Wer war noch mal Merkel?

Bei den letzten Besuchen von Angela Merkel auf CSU-Parteitagen wurde sie stets von einigen Mitgliedern der Parteinachwuchsorganisation Junge Union begrüßt - allerdings mit Plakaten auf denen stand, "Zurücktreten!" oder "Obergrenze sofort". Vorbei. Wer war noch mal Merkel? Die Kanzlerin und Ex-CDU-Chefin spielte in München keine Rolle, auch nicht ihr Name.

Nicht bei Seehofers Rede, der zwar das Beinahe-Aus der Fraktionsgemeinschaft von CDU und CSU im Sommer 2018 ansprach, aber kein Wort mehr zum Thema Flüchtlinge verlor.
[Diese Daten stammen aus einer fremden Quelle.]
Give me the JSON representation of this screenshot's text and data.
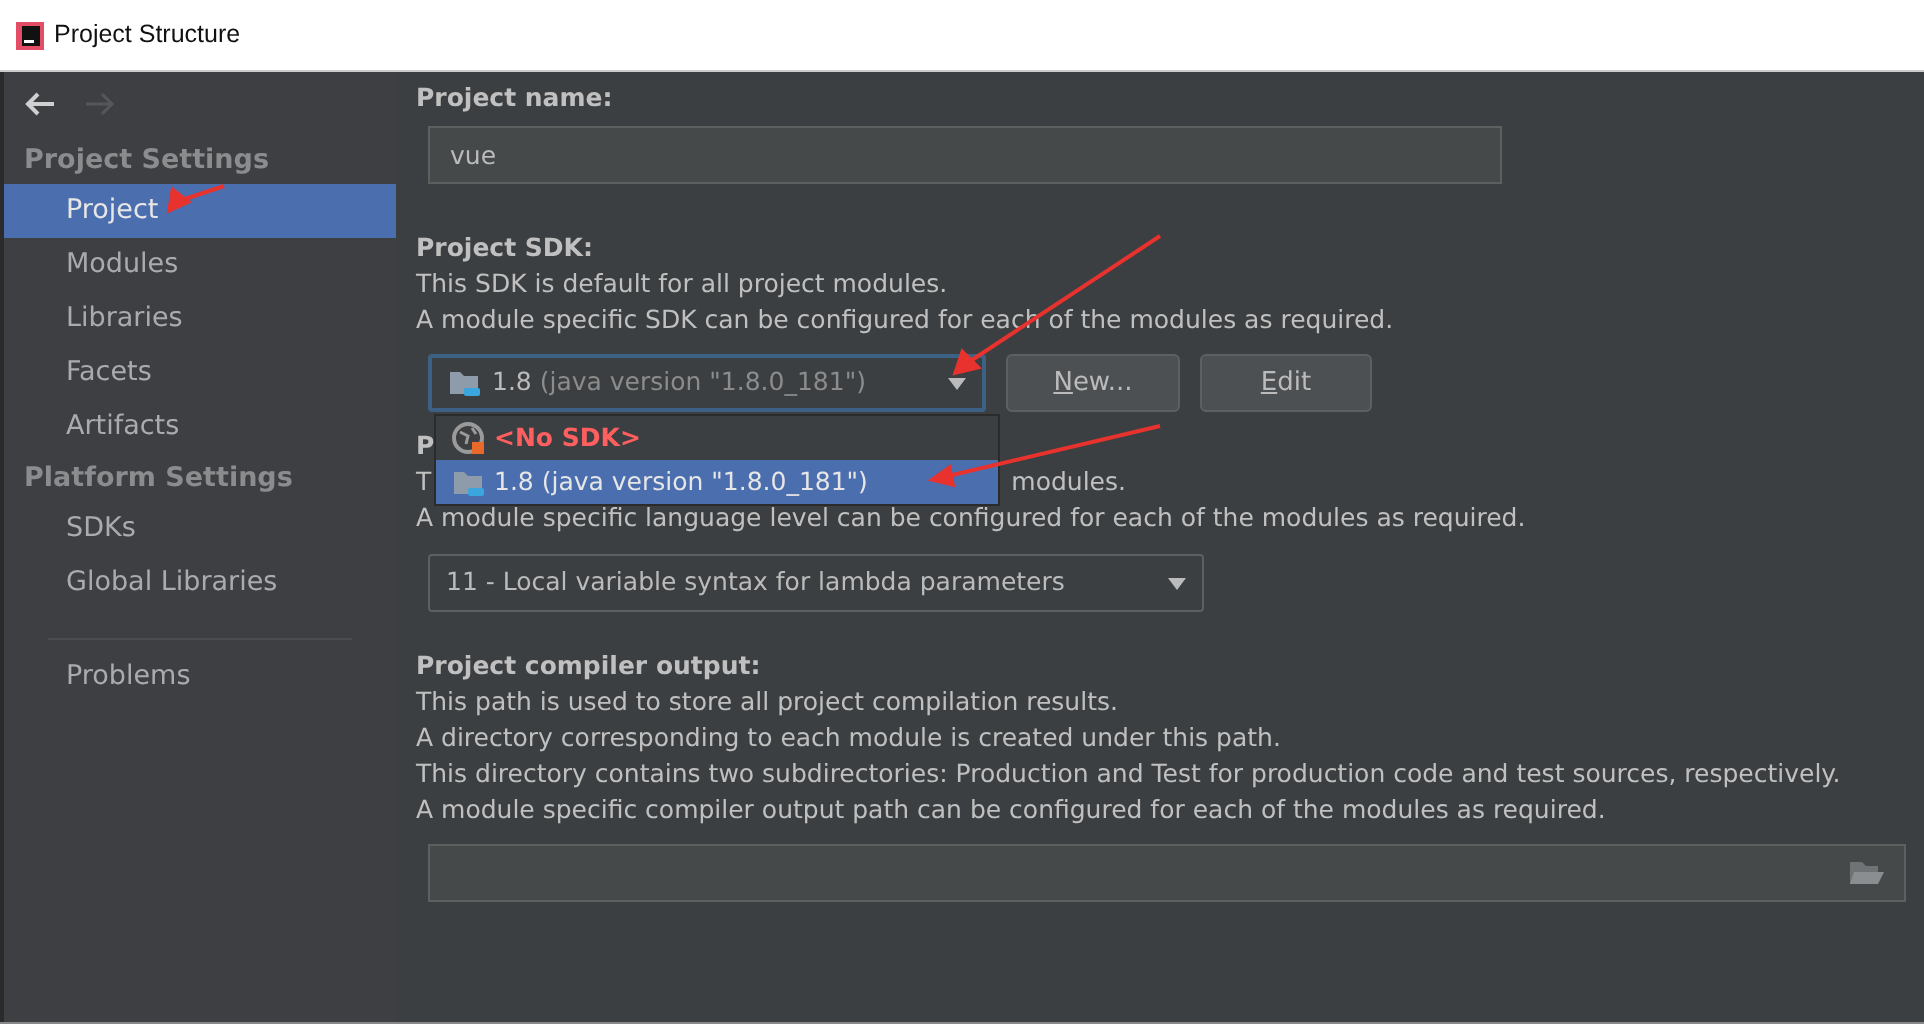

Nicht bei Söder und Kramp-Karrenbauer. Beide schossen vom Rednerpult kräftig gegen die Grünen und noch mehr gegen die AfD. Aber Merkel nannten sie nicht. Kramp-Karrenbauer bestellte übrigens auch keine Grüße ihrer Vorgängerin. 

Die neuen Unionsvorsitzenden sagten Manfred Weber alle Unterstützung zu, dem Spitzenkandidaten der Union und der konservativen EVP für die Europawahl. Dessen flammende Rede, die Wahl Ende Mai als Absage an Nationalisten und Populisten zu nutzen, war der letzte Höhepunkt des Parteitags. Weber warnte vor einem Auseinanderbrechen Europas. Da klatschte die Halle, auch Söder, Kramp-Karrenbauer und Seehofer zollten Beifall. In Sachen Europa sind die Unionsspitzen offenbar alle einer Meinung.